A História de Maria Quitéria
Diferente de Maria Padilha, cuja origem remete à nobreza europeia, a história de Maria Quitéria está profundamente ligada ao espírito de luta e independência.
Existem duas visões principais sobre sua origem:
- A Guerreira: Muitas tradições a associam ao espírito de mulheres que, em vida, tiveram que se vestir de homens ou lutar em guerras para defender seus ideais e sua liberdade (em uma clara sinergia com a figura histórica da militar brasileira Maria Quitéria de Jesus).
- A Justiceira: Outras vertentes contam que ela foi uma mulher de personalidade fortíssima que viveu no sertão ou em áreas rurais, manejando armas e defendendo sua honra contra abusos, tornando-se uma lenda de proteção feminina.

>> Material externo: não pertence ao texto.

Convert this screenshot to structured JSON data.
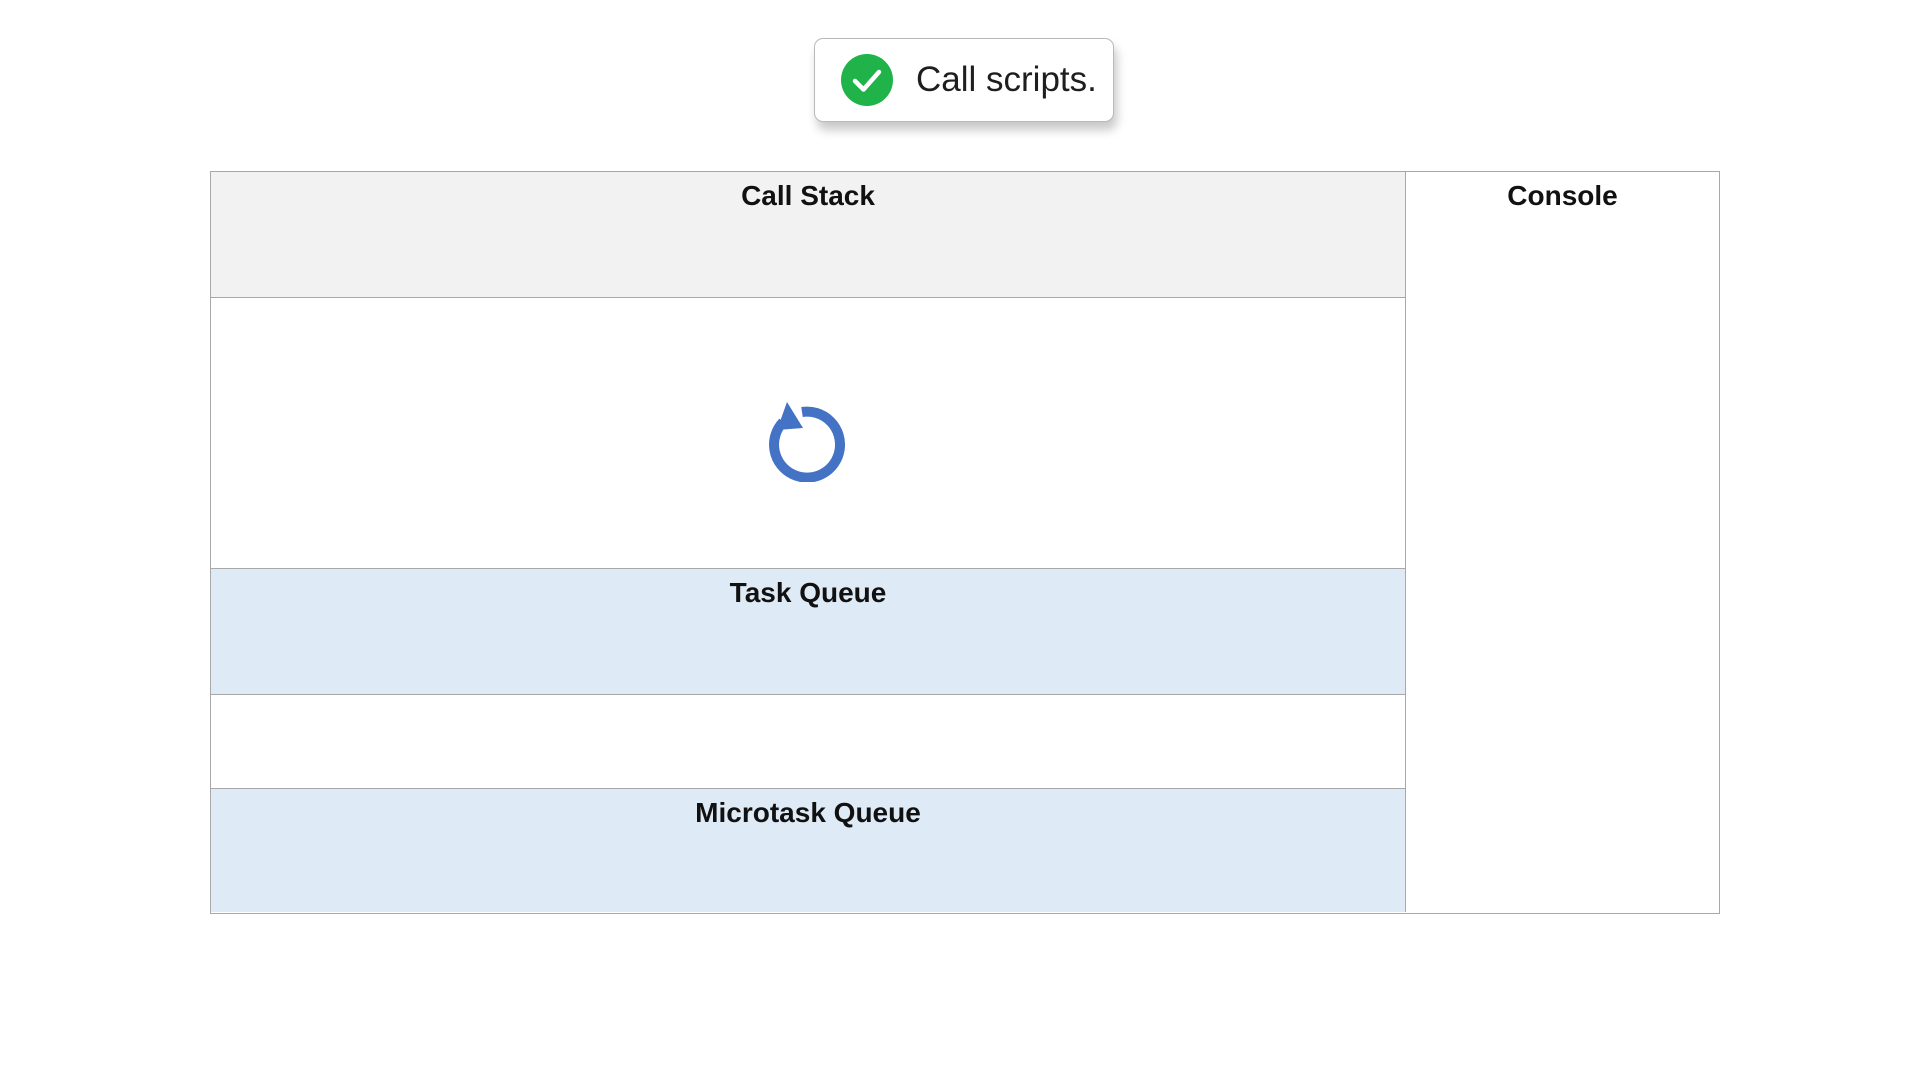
{
  "toast": {
    "message": "Call scripts.",
    "icon": "check-circle-icon",
    "icon_color": "#20b34a"
  },
  "diagram": {
    "call_stack": {
      "title": "Call Stack",
      "background": "#f2f2f2"
    },
    "stack_area": {
      "icon": "refresh-icon",
      "icon_color": "#4472c4"
    },
    "task_queue": {
      "title": "Task Queue",
      "background": "#deeaf6"
    },
    "microtask_queue": {
      "title": "Microtask Queue",
      "background": "#deeaf6"
    },
    "console": {
      "title": "Console"
    }
  }
}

Independentemente da versão, o ponto central é o mesmo: ela é uma mulher de armas, que prefere a ação e a justiça à submissão.
Atuação Energética
Maria Quitéria é uma Pombagira de combate. Sua energia é densa, rápida e extremamente protetora:
- Domínio: Atua com grande força nas encruzilhadas de terra, campos de batalha (metafóricos) e também possui falanges que trabalham no cruzeiro do cemitério.
- Função: Ela é a guardiã que “limpa o caminho” à força se necessário. É especialista em cortar demandas, desfazer feitiços pesados e proteger médiuns de ataques espirituais.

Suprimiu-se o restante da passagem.